事態を加州さんから聞いたこんのすけさんは、直ぐに部屋にやって来てバインダーに入ったその資料を私に見せてくれた。
手順はとても簡単なものだ。部屋に入り、必要な資材を準備、あとは審神者が力を込めた依り代を刀に乗せるだけ。
私は小さな人型の依り代を手のひらで挟む。
堀川国広さん、どうぞこの本丸へお越しください。貴方を待っている人が居ます。そう願いを込めて。
和泉守さんを見やる。
彼は、むすっとしながらもちらちらとこちらを見て、早くしろ、と掠れた声で言った。
期待と不安。そんなものが混ざったような声色だ。
私は手のひらに収まった依り代を、そっと堀川さんの本体へと乗せた。
ーーー刹那。
「兼さんっっっ!!!!!!!」
光が堀川さんを包み、刀だった堀川さんは人の形を得て、叫ぶ。
…あぁ、やっぱりだ。ねえ、わたし、嘘をついていなかったでしょう?
堀川さんは目に涙を浮かべて、和泉守さんに抱き着いた。
違う兼さんじゃない。
この兼さんはあの、兼さんだ。
そう思ったんじゃないか、と私は思う。
ぎゅうぎゅうと堀川さんに抱き締められた和泉守さんは驚いたような、キョトンとしたような。なにが起こったのか分からない。
そんな様子から、どんどんと表情を歪めていく。
力が入らないのか彼を抱きしめ返す事もなく、ただ静かに、その目からは涙がぼろぼろと零れる。

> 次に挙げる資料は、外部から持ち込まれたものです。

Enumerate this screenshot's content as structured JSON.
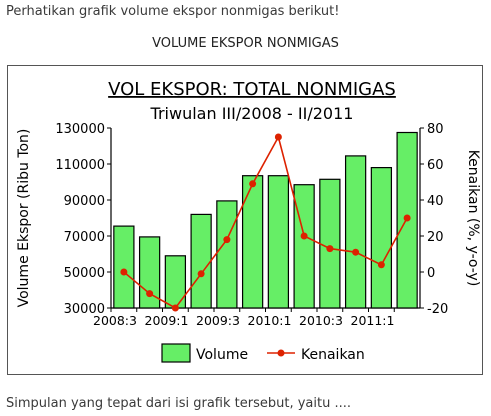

ゆっくり、ゆっくりと堀川さんに回す力の入らないその手は、目に見えるくらい震えていた。
「ご、ごめんなぁあ…っ!!
俺、お前を残して折れちまった…!!お前を守る事すら出来なかった…っ!!
1人で、辛かったよなぁ!?怖かったよなぁ!!
寒かったよなぁ…っ!!毛布も茶も、全部俺が取っちまったからなぁ、沢山俺の代わりに殴られたよなぁ…っ!!痛かったよな?嫌だったよなぁ…っ!
悪かった、悪かった国広っっ…!!!」
叫ぶように、縋るように。
その声は部屋に響いた。
「か、兼さん…っ!!
ちがう、違うよ…!!
ぼくが、僕がもっとうまくやってれば、アイツをもっと早く殺しておけば兼さんは折れなかったんだ!!

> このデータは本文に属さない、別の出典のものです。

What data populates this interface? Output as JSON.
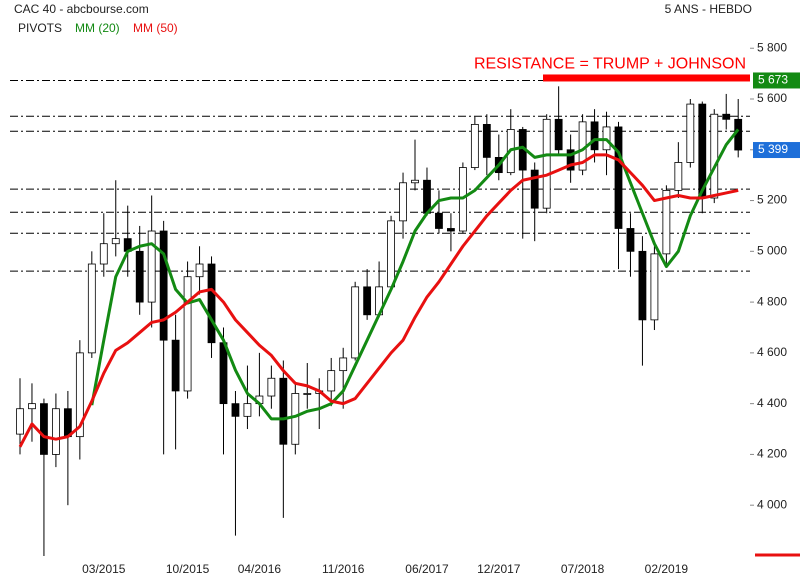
{
  "chart_data": {
    "type": "candlestick",
    "title": "CAC 40 - abcbourse.com",
    "subtitle": "5 ANS - HEBDO",
    "categories": [
      null,
      null,
      null,
      null,
      null,
      null,
      null,
      "03/2015",
      null,
      null,
      null,
      null,
      null,
      null,
      "10/2015",
      null,
      null,
      null,
      null,
      null,
      "04/2016",
      null,
      null,
      null,
      null,
      null,
      null,
      "11/2016",
      null,
      null,
      null,
      null,
      null,
      null,
      "06/2017",
      null,
      null,
      null,
      null,
      null,
      "12/2017",
      null,
      null,
      null,
      null,
      null,
      null,
      "07/2018",
      null,
      null,
      null,
      null,
      null,
      null,
      "02/2019",
      null,
      null,
      null,
      null,
      null,
      null
    ],
    "open": [
      4280,
      4380,
      4400,
      4200,
      4380,
      4270,
      4600,
      4950,
      5030,
      5050,
      5000,
      4800,
      5080,
      4650,
      4450,
      4900,
      4950,
      4640,
      4400,
      4350,
      4400,
      4430,
      4500,
      4240,
      4440,
      4440,
      4450,
      4530,
      4580,
      4860,
      4750,
      4860,
      5120,
      5270,
      5280,
      5150,
      5090,
      5080,
      5330,
      5500,
      5370,
      5310,
      5480,
      5320,
      5170,
      5520,
      5400,
      5320,
      5510,
      5400,
      5490,
      5090,
      5000,
      4730,
      4990,
      5240,
      5350,
      5580,
      5210,
      5540,
      5520
    ],
    "high": [
      4500,
      4480,
      4420,
      4440,
      4450,
      4650,
      5000,
      5150,
      5280,
      5180,
      5100,
      5220,
      5120,
      4750,
      4960,
      5020,
      4980,
      4700,
      4450,
      4550,
      4600,
      4550,
      4570,
      4480,
      4560,
      4500,
      4580,
      4620,
      4880,
      4930,
      4960,
      5140,
      5310,
      5440,
      5330,
      5240,
      5150,
      5350,
      5530,
      5540,
      5460,
      5560,
      5490,
      5350,
      5540,
      5650,
      5460,
      5540,
      5560,
      5550,
      5510,
      5150,
      5060,
      5020,
      5260,
      5430,
      5600,
      5590,
      5560,
      5620,
      5600
    ],
    "low": [
      4200,
      4250,
      3800,
      4150,
      4000,
      4180,
      4580,
      4900,
      4980,
      4900,
      4750,
      4700,
      4200,
      4220,
      4420,
      4830,
      4580,
      4200,
      3880,
      4300,
      4350,
      4380,
      3950,
      4200,
      4380,
      4300,
      4390,
      4380,
      4570,
      4730,
      4740,
      4850,
      5050,
      5240,
      5140,
      5070,
      5000,
      5070,
      5320,
      5300,
      5280,
      5300,
      5050,
      5040,
      5150,
      5380,
      5270,
      5300,
      5350,
      5300,
      4930,
      4900,
      4550,
      4690,
      4950,
      5210,
      5330,
      5150,
      5190,
      5480,
      5370
    ],
    "close": [
      4380,
      4400,
      4200,
      4380,
      4270,
      4600,
      4950,
      5030,
      5050,
      5000,
      4800,
      5080,
      4650,
      4450,
      4900,
      4950,
      4640,
      4400,
      4350,
      4400,
      4430,
      4500,
      4240,
      4440,
      4440,
      4450,
      4530,
      4580,
      4860,
      4750,
      4860,
      5120,
      5270,
      5280,
      5150,
      5090,
      5080,
      5330,
      5500,
      5370,
      5310,
      5480,
      5320,
      5170,
      5520,
      5400,
      5320,
      5510,
      5400,
      5490,
      5090,
      5000,
      4730,
      4990,
      5240,
      5350,
      5580,
      5210,
      5540,
      5520,
      5399
    ],
    "up_color": "#ffffff",
    "down_color": "#000000",
    "series": [
      {
        "name": "MM (20)",
        "color": "#138a13",
        "values": [
          null,
          null,
          null,
          null,
          null,
          null,
          4394,
          4650,
          4900,
          5000,
          5020,
          5030,
          4990,
          4850,
          4796,
          4810,
          4730,
          4650,
          4532,
          4440,
          4400,
          4340,
          4340,
          4350,
          4370,
          4380,
          4400,
          4450,
          4550,
          4650,
          4750,
          4850,
          4960,
          5080,
          5150,
          5200,
          5210,
          5210,
          5240,
          5290,
          5340,
          5400,
          5410,
          5370,
          5380,
          5380,
          5380,
          5400,
          5440,
          5440,
          5390,
          5270,
          5150,
          5030,
          4940,
          5000,
          5140,
          5240,
          5330,
          5420,
          5480
        ]
      },
      {
        "name": "MM (50)",
        "color": "#e81010",
        "values": [
          4230,
          4320,
          4270,
          4260,
          4270,
          4310,
          4410,
          4520,
          4610,
          4640,
          4680,
          4720,
          4730,
          4760,
          4800,
          4840,
          4850,
          4800,
          4730,
          4680,
          4630,
          4590,
          4530,
          4480,
          4470,
          4450,
          4410,
          4400,
          4420,
          4480,
          4540,
          4600,
          4650,
          4740,
          4820,
          4880,
          4950,
          5020,
          5080,
          5140,
          5190,
          5240,
          5280,
          5290,
          5300,
          5320,
          5340,
          5350,
          5380,
          5380,
          5360,
          5310,
          5260,
          5200,
          5210,
          5220,
          5210,
          5210,
          5220,
          5230,
          5240
        ]
      }
    ],
    "pivots": {
      "name": "PIVOTS",
      "color": "#000000",
      "values": [
        5673,
        5532,
        5473,
        5245,
        5154,
        5071,
        4922
      ]
    },
    "annotation": {
      "text": "RESISTANCE = TRUMP + JOHNSON",
      "value": 5673,
      "color": "#ff0000"
    },
    "price_labels": [
      {
        "value": 5673,
        "label": "5 673",
        "color": "#138a13"
      },
      {
        "value": 5399,
        "label": "5 399",
        "color": "#1e6fd9"
      }
    ],
    "ylim": [
      3725,
      5990
    ],
    "yticks": [
      {
        "value": 4000,
        "label": "4 000"
      },
      {
        "value": 4200,
        "label": "4 200"
      },
      {
        "value": 4400,
        "label": "4 400"
      },
      {
        "value": 4600,
        "label": "4 600"
      },
      {
        "value": 4800,
        "label": "4 800"
      },
      {
        "value": 5000,
        "label": "5 000"
      },
      {
        "value": 5200,
        "label": "5 200"
      },
      {
        "value": 5400,
        "label": "5 400"
      },
      {
        "value": 5600,
        "label": "5 600"
      },
      {
        "value": 5800,
        "label": "5 800"
      }
    ],
    "grid": false
  }
}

違う、違う!!兼さんは悪くない、ぼくが全部悪いんだぁ…っ!!
ごめんなさい、ごめんなさいっ…!!」
わあわあと2人は泣き続ける。
ずっと言いたかった。言えなかった言葉を精一杯繋いでいく。
どれだけ、どれだけその言葉を言いたかったんだろう。
2人は心の奥底に、謝りたい、会いたい、助けられなかったという気持ちを押し込めて、どれだけ痛かったんだろう。
私は、自分の目から流れる何かを手で拭いて、そっと立ち上がった。こんのすけさんも一緒に抱き上げる。
「…あるじさま?」
こんのすけさんは不思議そうに私を見上げるけど、わたしはしーっと人差し指を口の前にあてた。